In a related article, with emphasis on last paragraph.
“Was Specious Info Leaked to Justify the Absence of Trump-Kremlin Links?”
“In the absence of evidence tying the Trump campaign to the Kremlin – and a preponderance of leads involving key figures actually tied to the West – U.S. intelligence officials helped cast a pall of suspicion through misleading, and sometimes false, media leaks. In January 2017, then-FBI Director James Comey briefed President-elect Trump on the Steele Dossier's most explosive allegation: that the Russians had a tape of him with prostitutes in a Moscow Ritz-Carlton hotel room. Comey's briefing to Trump was leaked to the press, leading to the dossier's publication by BuzzFeed and cementing the story the atop the news cycle for the more than two years since.
“The Ritz-Carlton hotel in Moscow: scene of Trump visit and an infamous dossier claim.
AP Photo/Alexander Zemlianichenko
Less than two weeks after the dossier's publication, someone from U.S. intelligence leaked classified details of an intercepted phone call between Michael Flynn and then-Russian Ambassador Sergey Kislyak. The leak fueled baseless speculation that Flynn and Kislyak had discussed sanctions relief in exchange for Russia's help in the 2016 election, and ultimately led to Flynn's resignation.

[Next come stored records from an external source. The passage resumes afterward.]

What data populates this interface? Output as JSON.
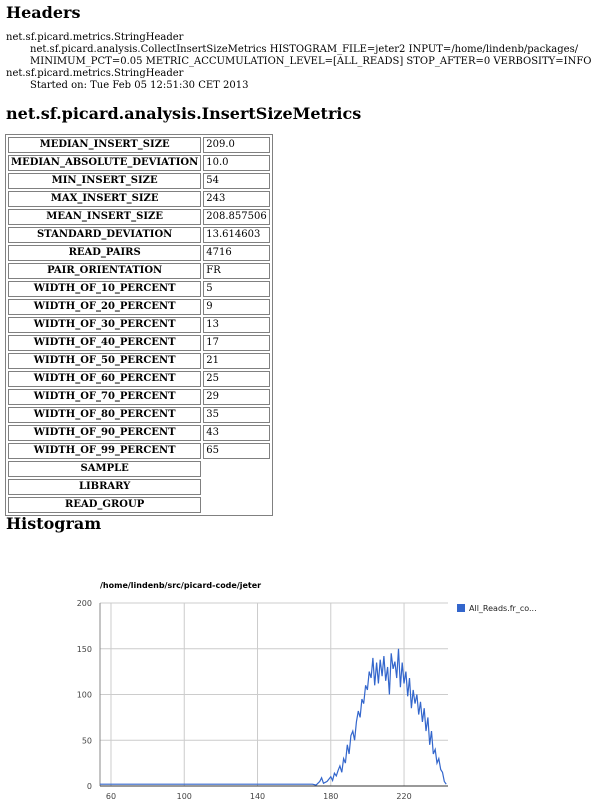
{
  "headings": {
    "headers": "Headers",
    "metrics": "net.sf.picard.analysis.InsertSizeMetrics",
    "histogram": "Histogram"
  },
  "header_lines": [
    "net.sf.picard.metrics.StringHeader",
    "net.sf.picard.analysis.CollectInsertSizeMetrics HISTOGRAM_FILE=jeter2 INPUT=/home/lindenb/packages/",
    "MINIMUM_PCT=0.05 METRIC_ACCUMULATION_LEVEL=[ALL_READS] STOP_AFTER=0 VERBOSITY=INFO",
    "net.sf.picard.metrics.StringHeader",
    "Started on: Tue Feb 05 12:51:30 CET 2013"
  ],
  "metrics": [
    {
      "key": "MEDIAN_INSERT_SIZE",
      "value": "209.0"
    },
    {
      "key": "MEDIAN_ABSOLUTE_DEVIATION",
      "value": "10.0"
    },
    {
      "key": "MIN_INSERT_SIZE",
      "value": "54"
    },
    {
      "key": "MAX_INSERT_SIZE",
      "value": "243"
    },
    {
      "key": "MEAN_INSERT_SIZE",
      "value": "208.857506"
    },
    {
      "key": "STANDARD_DEVIATION",
      "value": "13.614603"
    },
    {
      "key": "READ_PAIRS",
      "value": "4716"
    },
    {
      "key": "PAIR_ORIENTATION",
      "value": "FR"
    },
    {
      "key": "WIDTH_OF_10_PERCENT",
      "value": "5"
    },
    {
      "key": "WIDTH_OF_20_PERCENT",
      "value": "9"
    },
    {
      "key": "WIDTH_OF_30_PERCENT",
      "value": "13"
    },
    {
      "key": "WIDTH_OF_40_PERCENT",
      "value": "17"
    },
    {
      "key": "WIDTH_OF_50_PERCENT",
      "value": "21"
    },
    {
      "key": "WIDTH_OF_60_PERCENT",
      "value": "25"
    },
    {
      "key": "WIDTH_OF_70_PERCENT",
      "value": "29"
    },
    {
      "key": "WIDTH_OF_80_PERCENT",
      "value": "35"
    },
    {
      "key": "WIDTH_OF_90_PERCENT",
      "value": "43"
    },
    {
      "key": "WIDTH_OF_99_PERCENT",
      "value": "65"
    },
    {
      "key": "SAMPLE",
      "value": ""
    },
    {
      "key": "LIBRARY",
      "value": ""
    },
    {
      "key": "READ_GROUP",
      "value": ""
    }
  ],
  "chart_data": {
    "type": "line",
    "title": "/home/lindenb/src/picard-code/jeter",
    "xlabel": "",
    "ylabel": "",
    "xlim": [
      54,
      244
    ],
    "ylim": [
      0,
      200
    ],
    "xticks": [
      60,
      100,
      140,
      180,
      220
    ],
    "yticks": [
      0,
      50,
      100,
      150,
      200
    ],
    "grid": true,
    "legend_position": "right",
    "series_color": "#3366cc",
    "series": [
      {
        "name": "All_Reads.fr_co...",
        "x": [
          54,
          120,
          170,
          172,
          174,
          175,
          176,
          178,
          180,
          181,
          182,
          183,
          184,
          185,
          186,
          187,
          188,
          189,
          190,
          191,
          192,
          193,
          194,
          195,
          196,
          197,
          198,
          199,
          200,
          201,
          202,
          203,
          204,
          205,
          206,
          207,
          208,
          209,
          210,
          211,
          212,
          213,
          214,
          215,
          216,
          217,
          218,
          219,
          220,
          221,
          222,
          223,
          224,
          225,
          226,
          227,
          228,
          229,
          230,
          231,
          232,
          233,
          234,
          235,
          236,
          237,
          238,
          239,
          240,
          241,
          242,
          243
        ],
        "y": [
          2,
          2,
          2,
          1,
          5,
          9,
          3,
          5,
          10,
          6,
          14,
          11,
          17,
          22,
          15,
          30,
          25,
          45,
          35,
          55,
          60,
          50,
          70,
          82,
          75,
          95,
          90,
          110,
          105,
          125,
          118,
          140,
          110,
          135,
          112,
          138,
          120,
          142,
          115,
          130,
          100,
          145,
          128,
          136,
          118,
          150,
          108,
          135,
          112,
          125,
          98,
          118,
          85,
          105,
          90,
          100,
          78,
          92,
          70,
          85,
          60,
          75,
          45,
          60,
          35,
          40,
          25,
          30,
          18,
          15,
          5,
          2
        ]
      }
    ]
  }
}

Weeks later, the New York Times reported that the U.S. investigators had obtained "phone records and intercepted calls" showing that members of Trump's campaign and other associates "had repeated contacts with senior Russian intelligence officials in the year before the election." Four months later, Comey testified that the story was "not true." The Times has never retracted it.
“Nunes also tried to question Mueller about U.S. government leaks, asking if he agreed that the leak of a phone call involving Flynn, the then-national security adviser, was a "major scandal." Mueller responded: "I can’t adopt that hypothesis."
“Mueller could very well have a plausible explanation for his inability to account for the investigation's core flaws. Or, as his awkward testimony suggested, perhaps he was not the hard-nosed investigator that the media portrayed him to be, but instead a figurehead who did not make the key decisions in the office of the Special Counsel.
“What is clear is that neither his report nor testimony provide the answer. After determining that there never was a Trump-Russia conspiracy, Mueller showed no interest in investigating why so many high-placed officials said they believed there had been. His report told us what didn’t happen during the 2016 election, but shed little light on what did happen, and why.”
https://www.realclearinvestigations.com/articles/2019/08/01/here_are_5_big_holes_in_muellers_work_119790.html
Posted by: Bill Tozer | 05 August 2019 at 10:00 AM
Rush Limbaugh is discussing this Holman article at 10:13 AM on KFBK 1530.
Posted by: Russ | 05 August 2019 at 10:14 AM
There might be hope for our Republic yet.
“Solomon recently filed his own motion to publicize FISA records. Solomon has reason to suspect that the court knows of serious misconduct by multiple government attorneys appearing before it. If the government can lie without consequence to a court charged with supervising the FBI’s surveillance of Americans, that operates as a de facto repeal of the constitutional amendment prohibiting warrantless search and seizure. We have reason to hope for Solomon’s success.”